In a recent report titled “Back to School: Unfiltered,” Curology, a leading personalized prescription skincare company, has unveiled some startling insights into the anxieties faced by Gen Z high school and college students. The report, which surveyed 2,000 American teens and young adults, reveals that the pressures of social media and its beauty standards are significantly impacting students’ mental health and self-perception, particularly in relation to their skin.
According to the survey, nearly three-quarters (72%) of students feel compelled to meet the heightened beauty standards set by social media, with a quarter (25%) admitting discomfort at the thought of sharing unfiltered, makeup-free images of themselves online. The study further revealed that students who use filters to alter their appearance were 22% more likely to experience back-to-school anxiety than those who do not, suggesting that these digital enhancements may serve as a “social crutch” for many young people.
Curology CEO Heather Wallace expressed concern over these findings, stating, “With the rise of social media filters, students today are under more pressure to look ‘perfect’ than ever before.” She emphasized Curology’s commitment to helping students feel comfortable and confident in their skin through access to licensed dermatology providers and effective treatments.
The report also highlighted several notable findings:
- Acne is the primary reason students resort to editing their appearance with social filters.
- 75% of respondents believe that beauty standards have been inflated due to the prevalence of filters on social media.
- Students with severe acne were almost twice as likely as those with clear skin to worry about living up to their online image (20% vs 11%).
- Over half (59%) of students with acne expressed nervousness about making new friends and socializing in person when returning to school.

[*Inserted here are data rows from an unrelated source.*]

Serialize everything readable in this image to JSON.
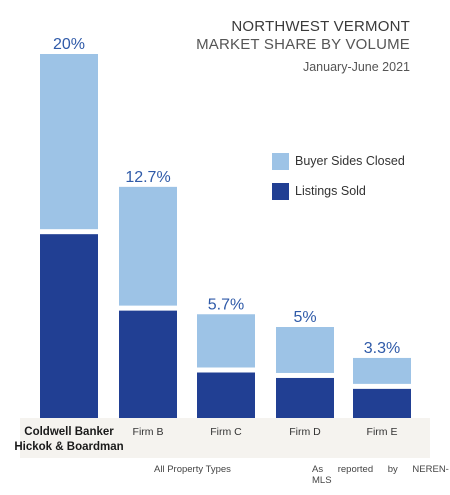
{
  "title": {
    "line1": "NORTHWEST VERMONT",
    "line2": "MARKET SHARE BY VOLUME",
    "subtitle": "January-June 2021"
  },
  "legend": [
    {
      "label": "Buyer Sides Closed",
      "color": "#9dc3e6"
    },
    {
      "label": "Listings Sold",
      "color": "#213f93"
    }
  ],
  "footer": {
    "left": "All Property Types",
    "right": "As reported by NEREN-MLS"
  },
  "colors": {
    "buyer": "#9dc3e6",
    "listings": "#213f93",
    "label_band": "#f5f3ef",
    "value_label": "#2f5aa8"
  },
  "chart_data": {
    "type": "bar",
    "stacked": true,
    "categories": [
      "Coldwell Banker\nHickok & Boardman",
      "Firm B",
      "Firm C",
      "Firm D",
      "Firm E"
    ],
    "totals_labels": [
      "20%",
      "12.7%",
      "5.7%",
      "5%",
      "3.3%"
    ],
    "totals": [
      20,
      12.7,
      5.7,
      5.0,
      3.3
    ],
    "series": [
      {
        "name": "Listings Sold",
        "values": [
          10.1,
          5.9,
          2.5,
          2.2,
          1.6
        ]
      },
      {
        "name": "Buyer Sides Closed",
        "values": [
          9.9,
          6.8,
          3.2,
          2.8,
          1.7
        ]
      }
    ],
    "ylim": [
      0,
      20
    ],
    "highlight_category": 0
  }
}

- Nearly four in five respondents (77%) agreed that having clear skin boosts their confidence and empowerment.
- More than one in three respondents (37%) wished they could use a facial filter in real life.
- 77% of students expressed interest in improving their skin as part of their overall wellness.
In response to these concerns, Curology continues to support students’ skincare journeys through its Access Program. This initiative provides a monthly credit of up to $485 to 200 qualifying teenagers or young adults demonstrating financial need. To date, the program has benefited over 6,000 individuals, representing an investment of nearly $3 million from the brand.
This report underscores the urgent need for a shift in societal beauty standards and the importance of promoting realistic, unfiltered self-images among young people. As we move forward, it is crucial to address these issues and foster an environment where students can confidently embrace their natural selves, both online and offline.